Commentary. A joystick, a screen, a cold drink on one’s desk, and people being blown to pieces thousands of miles away—perhaps guilty of something, perhaps not.

Arming its drones, Italy does not learn the Afghan lesson

What the Italian army was missing was armed drones to complete the militarization of Italian neocolonialism. After aircraft carriers loaded with F35Bs with vertical take-off capabilities, ships for amphibious landing, sixth-generation Tempest fighter projects and F35s to improve our nuclear bombing capabilities, our country will also now have its own unmanned combat aircraft.
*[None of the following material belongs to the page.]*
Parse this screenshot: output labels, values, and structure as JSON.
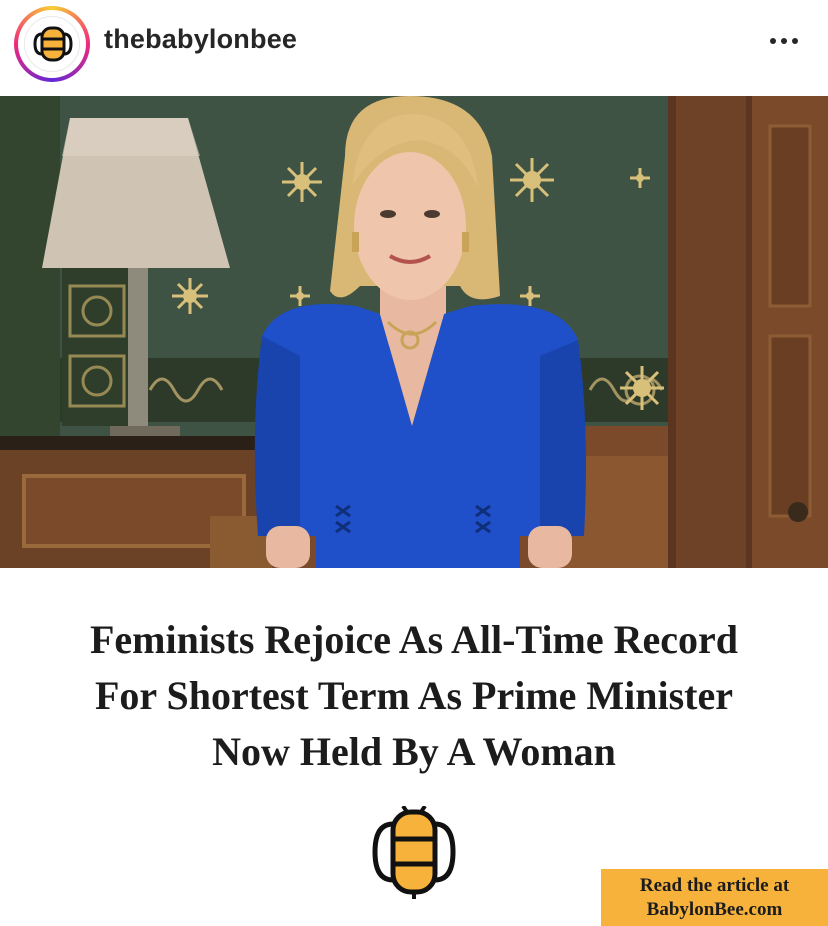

The confirmation came from the Ministry of Defense’s 2021 Multi-Year Planning Document. Another €168 million will be sunk into the Italian Reapers, which, thanks to their new missiles, will go up in rank: from simple flying lookouts to “precision” killers. The results of that murderous precision have been seen (and widely denounced) in Afghanistan, where Obama (a former Nobel Peace Prize winner) got branded as “the drone president” for the massive amount of money he decided to invest in the program of targeted assassination conducted remotely. This program has led to a bloodbath of “collateral damage,” i.e. human civilians, adding to the enormous body count of a war of retaliation that has lasted for 20 years—a truth exposed by Daniel Hale, a young soldier from U.S. Air Force intelligence who was sentenced for “treason” just a few weeks before the withdrawal from Kabul, as Tommaso Di Francesco recounted in il manifesto.

A joystick, a screen, a cold drink on one’s desk, and people being blown to pieces thousands of miles away—perhaps guilty of something, perhaps not. No trial, not even double-checking, only a death sentence signed by the intrinsic goodness of exporting democracy and humanitarianism.

What have we, as a country, learned from that war? From an ethical and humanitarian point of view, nothing at all. On the contrary, we have learned a lot from the point of view of sheer unscrupulousness in waging war. Two pilots on a Mangusta attack helicopter might be reluctant to follow an order to open fire when faced with a scenario that doesn’t correspond to the information they received, but at a distance of thousands of kilometers, the same order is easier to execute.

In addition, a downed drone is much less of a win for the enemy in the scenario than shooting down a helicopter with two pilots. Some might even say that the armed Reaper drone program testifies to the great care that our Ministry of Defense displays (if nothing more) towards the rank and file.

But try telling that to the 7,500 former soldiers who have fallen ill and to the more than 300 who have died from exposure to depleted uranium during “peacekeeping” missions or at our training bases. In all these cases, the Ministry of Defense tried to dodge responsibility, and when it did end up paying compensation, it did so only after suffering defeat after defeat in Italian courts.

All ministerial and paternalistic rhetoric aside, armed drones are one of the many NATO technological standards to which our country has had to conform. A modern expeditionary corps, both volunteer and professional, cannot ignore this technology, just like any other weapons system designed for waging wars across borders. And we have many of those to wage: Italy is set to take command of the NATO mission in Iraq, then in the Sahel together with France, then Libya, etc.

And there is no more need to cover it all up with the tall tale of democratic and humanitarian export: ministers, CEOs and think tanks have changed tack, and now they no longer have any shame at all to talk about pursuing national interests with armed force, turning Article 11 of the Constitution into so much wastepaper.

And the Parliament is silent. The Minister of Defense(-Offense), Guerini, among the “best and brightest” of this government, is pushing through yet another helping hand for the national war industry, which has become a pillar of the foreign policy of the country. After two years of pandemic, it is worth remembering that health, transport and education, the pillars of that other kind of security, with a capital “S”, i.e. the social one, are still “in the crosshairs” when it comes to resources, assaulted from all directions by all the (GDP- and warplane-obsessed) governments of the last 20 years.